The RFV depends on the plant variety, maturity at cutting or any of several handling and harvesting conditions. In fact, it’s not uncommon for RFV to range from a low of 100 points to highs over 250.
Having an accurate RFV measurement is critical to profitability for dairy producers. The standard practice for gaining some indication of the hay’s quality is through random core sampling. The problem is: Core samples taken from the same bale can be different and alfalfa quality can vary greatly from one part of a field to another or even within the same windrow. Bales made just minutes apart can often vary 20 to 30 points in RFV.
There is precision farming technology available to producers that can accurately determine and record the RFV and total digestible nutrients (TDN) of every bale on-the-go, right on the baler.
Here’s how it works: The producer takes a windrow sample of the hay, just before or after it’s cut, and sends it to a lab. When the results come back, the value is entered into the program on the baler display. When it’s time to bale, the program takes the weight from the scale and the moisture from the applicator system to calculate the dry matter density, giving the RFV for every bale. The RFV value is displayed on the monitor while baling, is stored in the job records and can also be written to an RFID tag.
The best way to use these precision RFV values is to apply an electronically readable tag to each bale.

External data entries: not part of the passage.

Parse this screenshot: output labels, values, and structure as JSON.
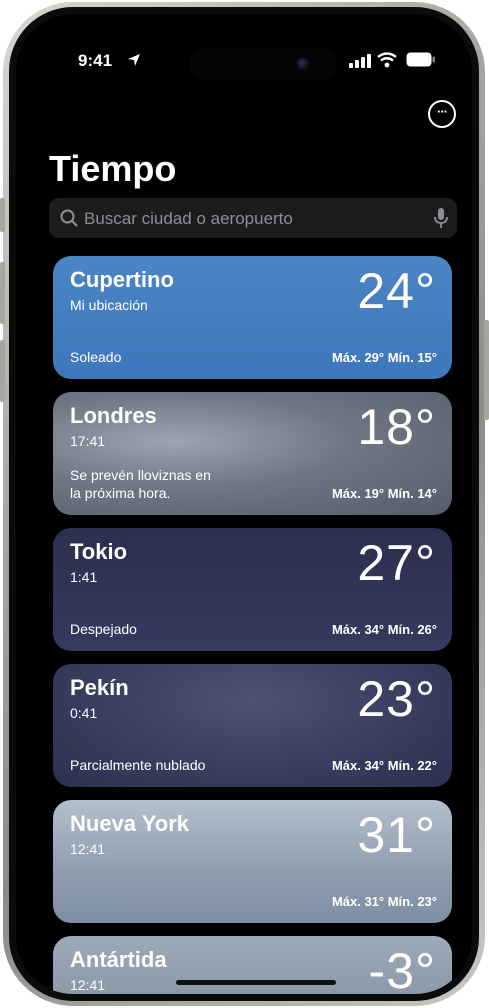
{
  "status_bar": {
    "time": "9:41"
  },
  "header": {
    "more_icon": "ellipsis-circle-icon",
    "title": "Tiempo"
  },
  "search": {
    "placeholder": "Buscar ciudad o aeropuerto",
    "icon": "magnifier-icon",
    "mic_icon": "microphone-icon"
  },
  "cities": [
    {
      "name": "Cupertino",
      "subtitle": "Mi ubicación",
      "temp": "24°",
      "condition": "Soleado",
      "hilo": "Máx. 29° Mín. 15°"
    },
    {
      "name": "Londres",
      "subtitle": "17:41",
      "temp": "18°",
      "condition": "Se prevén lloviznas en la próxima hora.",
      "hilo": "Máx. 19° Mín. 14°"
    },
    {
      "name": "Tokio",
      "subtitle": "1:41",
      "temp": "27°",
      "condition": "Despejado",
      "hilo": "Máx. 34° Mín. 26°"
    },
    {
      "name": "Pekín",
      "subtitle": "0:41",
      "temp": "23°",
      "condition": "Parcialmente nublado",
      "hilo": "Máx. 34° Mín. 22°"
    },
    {
      "name": "Nueva York",
      "subtitle": "12:41",
      "temp": "31°",
      "condition": "",
      "hilo": "Máx. 31° Mín. 23°"
    },
    {
      "name": "Antártida",
      "subtitle": "12:41",
      "temp": "-3°"
    }
  ],
  "colors": {
    "cupertino": "#4682c4",
    "background": "#000000",
    "search_bg": "#1c1c1e"
  }
}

A bale tagger applies a vinyl tag containing an RFID chip to the twine. On the bale, the tagger system writes information to the tag, including bale, moisture, weight and RFV. It also records the time the bale was made, field location and more. This recorded data can be read back with either a handheld scanner or one that mounts directly to bale-handling machines. Some farms using the system scan the bales as they come out of the field, sorting them by RFV into low-, medium- and high-quality groups.
Identifying the RFV is especially important for dairy producers. Because alfalfa and other hay crops can have feed values that vary drastically, wide swings in quality can affect the amount of hay that needs to be fed, the production potential of that hay and the amount of additional protein and energy needed to balance a ration. Sorting hay according to its quality allows for ration adjustments to keep production consistent so you’re not unknowingly under- or overfeeding metabolizable protein (MP) and metabolizable energy (ME). Lower-quality hay can be fed to dry cows or heifers, while feeding the high-quality hay to high-producing cows can translate to a daily increase of nearly 4 pounds of milk per cow.
Another precision farming tool that helps farmers manage their feed nutrition is near-infrared (NIR) technology. The integration of NIR sensors in forage harvesters enables farmers to adjust length of cut and inoculant applications on-the-go based on moisture levels. It also allows producers to analyze, record and map crop composition during harvest and monitor nutritional values of corn silage, alfalfa silage and high-moisture corn.
The NIR analysis is a huge benefit to dairy producers. When producing livestock feed, producers can monitor and record a host of crop moisture and nutrient parameters in real time with outstanding accuracy. There’s no need to stop to collect samples. Monitored parameters include dry matter (DM), crude protein (CP), crude fat, ash, neutral detergent fiber (NDF) and acid detergent fiber (ADF) – all things that need to be considered in a balanced ration.